The song, which lasts less than three minutes, expresses the group’s anger against the central government, which it says has long exploited the Tohoku region.

“People of Tohoku sent their loved ones to war and offered rice (to pay land taxes) as ordered by the central government,” said bassist Fumio Aoki. “Their anger has built up like magma in the deep recesses of their minds. I wanted to tell them it’s OK to let it out.”

Aoki, 66, chose to write the lyrics of “Tohogu” in the local Nagai dialect, which features subtle nuances in vocabulary, to appeal to people of Tohoku on an emotional rather than logical level.

The song starts out: “Come to think of it, there was a minister who said, ‘It was good that it happened over there, in the Tohoku region.’/ The government still clings to its age-old ‘Shirakawa-ihoku Hitoyama-hyakumon' view.”

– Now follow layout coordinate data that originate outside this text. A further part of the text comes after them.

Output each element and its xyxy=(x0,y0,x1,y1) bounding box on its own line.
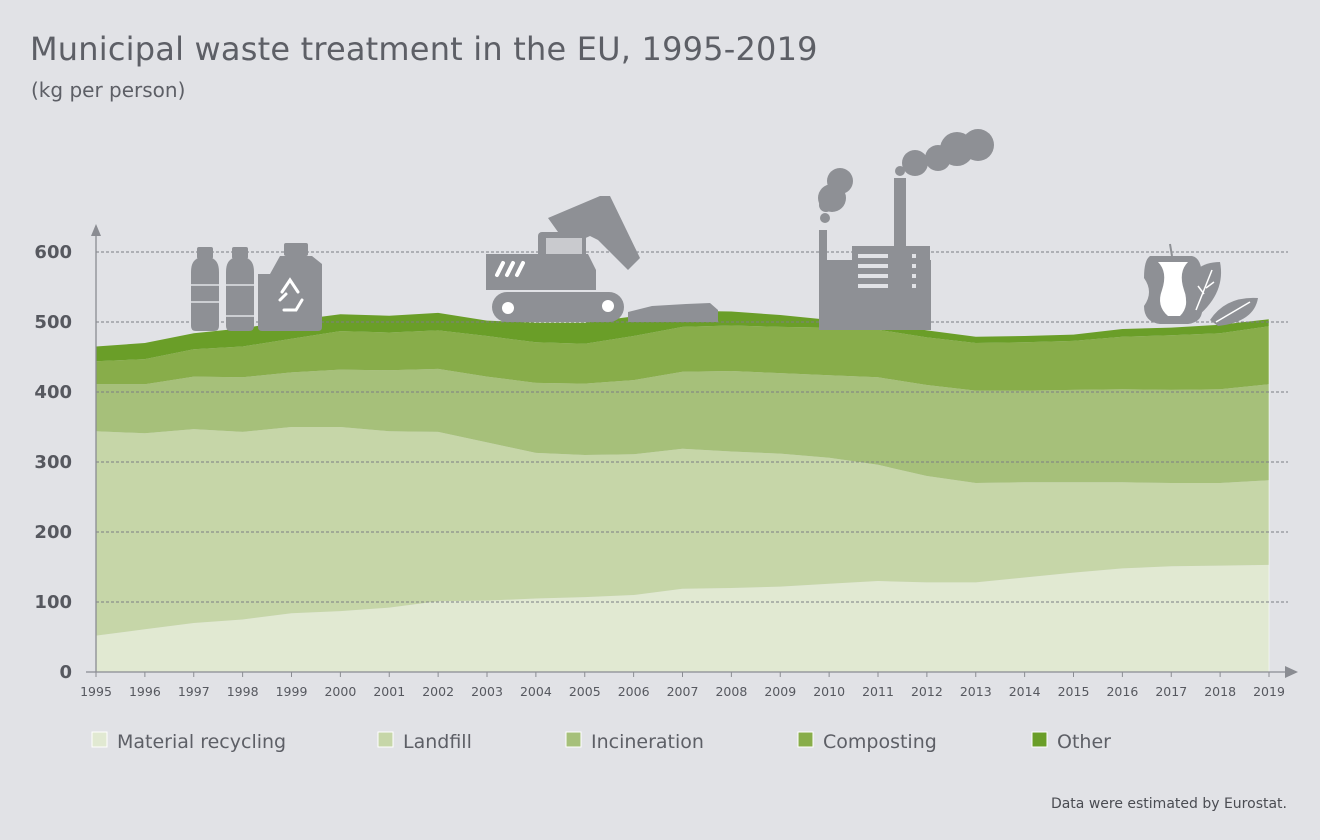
x-tick-label: 2009 xyxy=(764,684,796,699)
legend-swatch xyxy=(377,731,394,748)
y-tick-label: 600 xyxy=(34,242,72,263)
x-tick-label: 2008 xyxy=(715,684,747,699)
x-tick-label: 1996 xyxy=(129,684,161,699)
y-tick-label: 500 xyxy=(34,312,72,333)
y-tick-label: 0 xyxy=(59,662,72,683)
area-composting xyxy=(96,325,1269,391)
x-tick-label: 2006 xyxy=(618,684,650,699)
data-areas xyxy=(96,310,1270,672)
y-tick-label: 200 xyxy=(34,522,72,543)
recycling-bottles-icon xyxy=(191,243,322,331)
x-tick-label: 2017 xyxy=(1155,684,1187,699)
x-tick-label: 2012 xyxy=(911,684,943,699)
x-tick-label: 2000 xyxy=(324,684,356,699)
x-tick-label: 2002 xyxy=(422,684,454,699)
x-tick-label: 2019 xyxy=(1253,684,1285,699)
y-tick-label: 100 xyxy=(34,592,72,613)
x-tick-label: 2007 xyxy=(667,684,699,699)
x-tick-labels: 1995 1996 1997 1998 1999 2000 2001 2002 2003 2004… xyxy=(80,672,1285,699)
x-tick-label: 2001 xyxy=(373,684,405,699)
bulldozer-icon xyxy=(486,196,718,322)
area-material-recycling xyxy=(96,564,1269,672)
x-tick-label: 2018 xyxy=(1204,684,1236,699)
factory-icon xyxy=(818,129,994,330)
x-tick-label: 2014 xyxy=(1009,684,1041,699)
legend-label: Landfill xyxy=(403,731,472,753)
legend-swatch xyxy=(1031,731,1048,748)
y-tick-label: 400 xyxy=(34,382,72,403)
legend-label: Composting xyxy=(823,731,937,753)
x-tick-label: 2010 xyxy=(813,684,845,699)
x-tick-label: 2003 xyxy=(471,684,503,699)
area-other xyxy=(96,310,1269,362)
legend-swatch xyxy=(91,731,108,748)
x-tick-label: 2013 xyxy=(960,684,992,699)
y-axis-arrow xyxy=(91,224,101,236)
area-incineration xyxy=(96,368,1269,483)
legend-label: Material recycling xyxy=(117,731,286,753)
area-landfill xyxy=(96,427,1269,636)
y-tick-label: 300 xyxy=(34,452,72,473)
legend-label: Incineration xyxy=(591,731,704,753)
organic-waste-icon xyxy=(1144,243,1258,326)
x-tick-label: 1997 xyxy=(178,684,210,699)
x-tick-label: 1998 xyxy=(227,684,259,699)
source-note: Data were estimated by Eurostat. xyxy=(1050,796,1287,812)
legend: Material recycling Landfill Incineration Co… xyxy=(91,731,1111,753)
legend-swatch xyxy=(797,731,814,748)
chart-subtitle: (kg per person) xyxy=(31,78,186,102)
x-tick-label: 2011 xyxy=(862,684,894,699)
chart-title: Municipal waste treatment in the EU, 199… xyxy=(30,30,818,68)
legend-label: Other xyxy=(1057,731,1111,753)
x-tick-label: 2015 xyxy=(1058,684,1090,699)
legend-swatch xyxy=(565,731,582,748)
x-tick-label: 2005 xyxy=(569,684,601,699)
axes xyxy=(86,224,1298,678)
x-axis-arrow xyxy=(1285,666,1298,678)
y-tick-labels: 0 100 200 300 400 500 600 xyxy=(34,242,72,683)
x-tick-label: 1995 xyxy=(80,684,112,699)
x-tick-label: 1999 xyxy=(276,684,308,699)
x-tick-label: 2016 xyxy=(1106,684,1138,699)
x-tick-label: 2004 xyxy=(520,684,552,699)
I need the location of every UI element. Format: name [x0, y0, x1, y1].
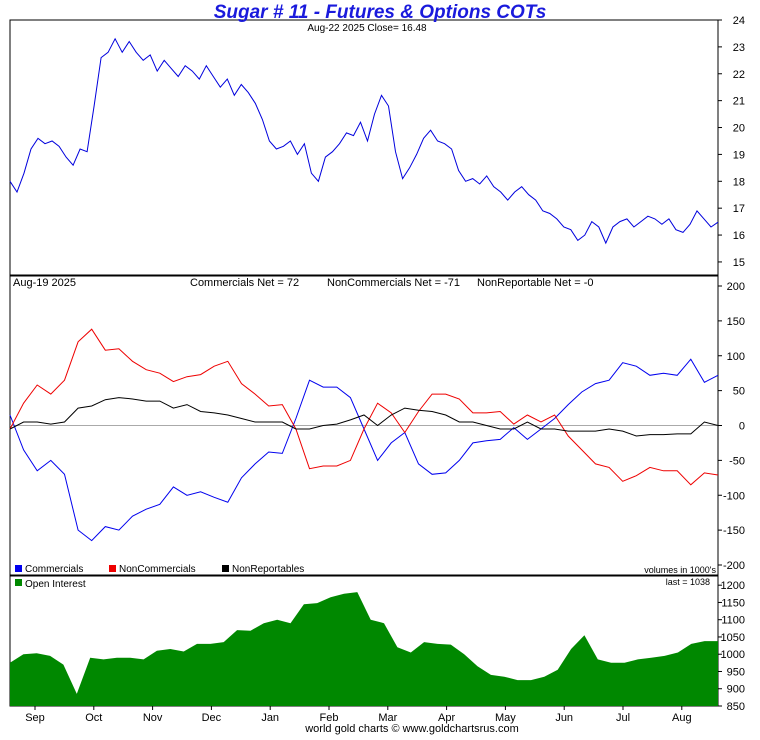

That phrase is said to have been used by the new Meiji government army to insult Tokugawa-affiliated feudal domains in Tohoku, which were defeated in the Boshin Civil War about 150 years ago.

Kageboshi contends that the underlying prejudice of that phrase and Imamura's remark is the same.

Later in the song, the group poses a question: “Is the government saying it’s OK as long as Tokyo escapes damage even if 20,000 people died in tsunami and many others lost their homes following the nuclear disaster?/ Is the government saying it doesn’t matter if the Tohoku region was hit by disaster?”

Kageboshi, whose lineup includes farmers, wrote about the reality farmers and others in rural areas are facing. One of its popular songs is titled “Hyakusho Banka” (Elegy of peasants), which criticizes the central government’s agricultural policies.

“Hana wa Sakedomo” (Even Though the Flowers Bloom) was released in response to “Hana wa Saku” (Flowers Will Bloom), a heavily publicized song produced by Japan Broadcasting Corp. (NHK) to support recovery from the 2011 disaster.

“Hana wa Sakedomo” struck a chord with disaster victims because it captures the frustrations of people in areas affected by the triple meltdown at the Fukushima No. 1 nuclear power plant, triggered by the 2011 earthquake and tsunami.

The lyrics go: “Even though the flowers bloom/ No one can walk again/ where they love and once knew/ Above the earth/ tainted with the toxic fumes.”

Among the audience of 300 or so at Kageboshi’s Nov. 23 concert was Kenichi Hasegawa, 66, a resident of Iitate, Fukushima Prefecture, who was forced to close his dairy business due to the nuclear accident.

“The Abe administration has stopped making an issue of the nuclear accident, which has a negative image, as the 2020 Tokyo Olympics and Paralympics are approaching,” he said. “That makes me feel we are forgotten.”

Hasegawa was delighted by Kageboshi’s performance, saying, “The group serves as a source of mental support because it tells the reality (of the disaster) through songs.”

At a session planned in Nagatacho, Kageboshi intends to pour its feelings into the chorus of the song: “Who is to blame? Show yourself!”

The line is reminiscent of phrases used by Namahage demons that warn children behaving badly during a traditional ritual in the Oga Peninsula of Akita Prefecture, part of the Tohoku region.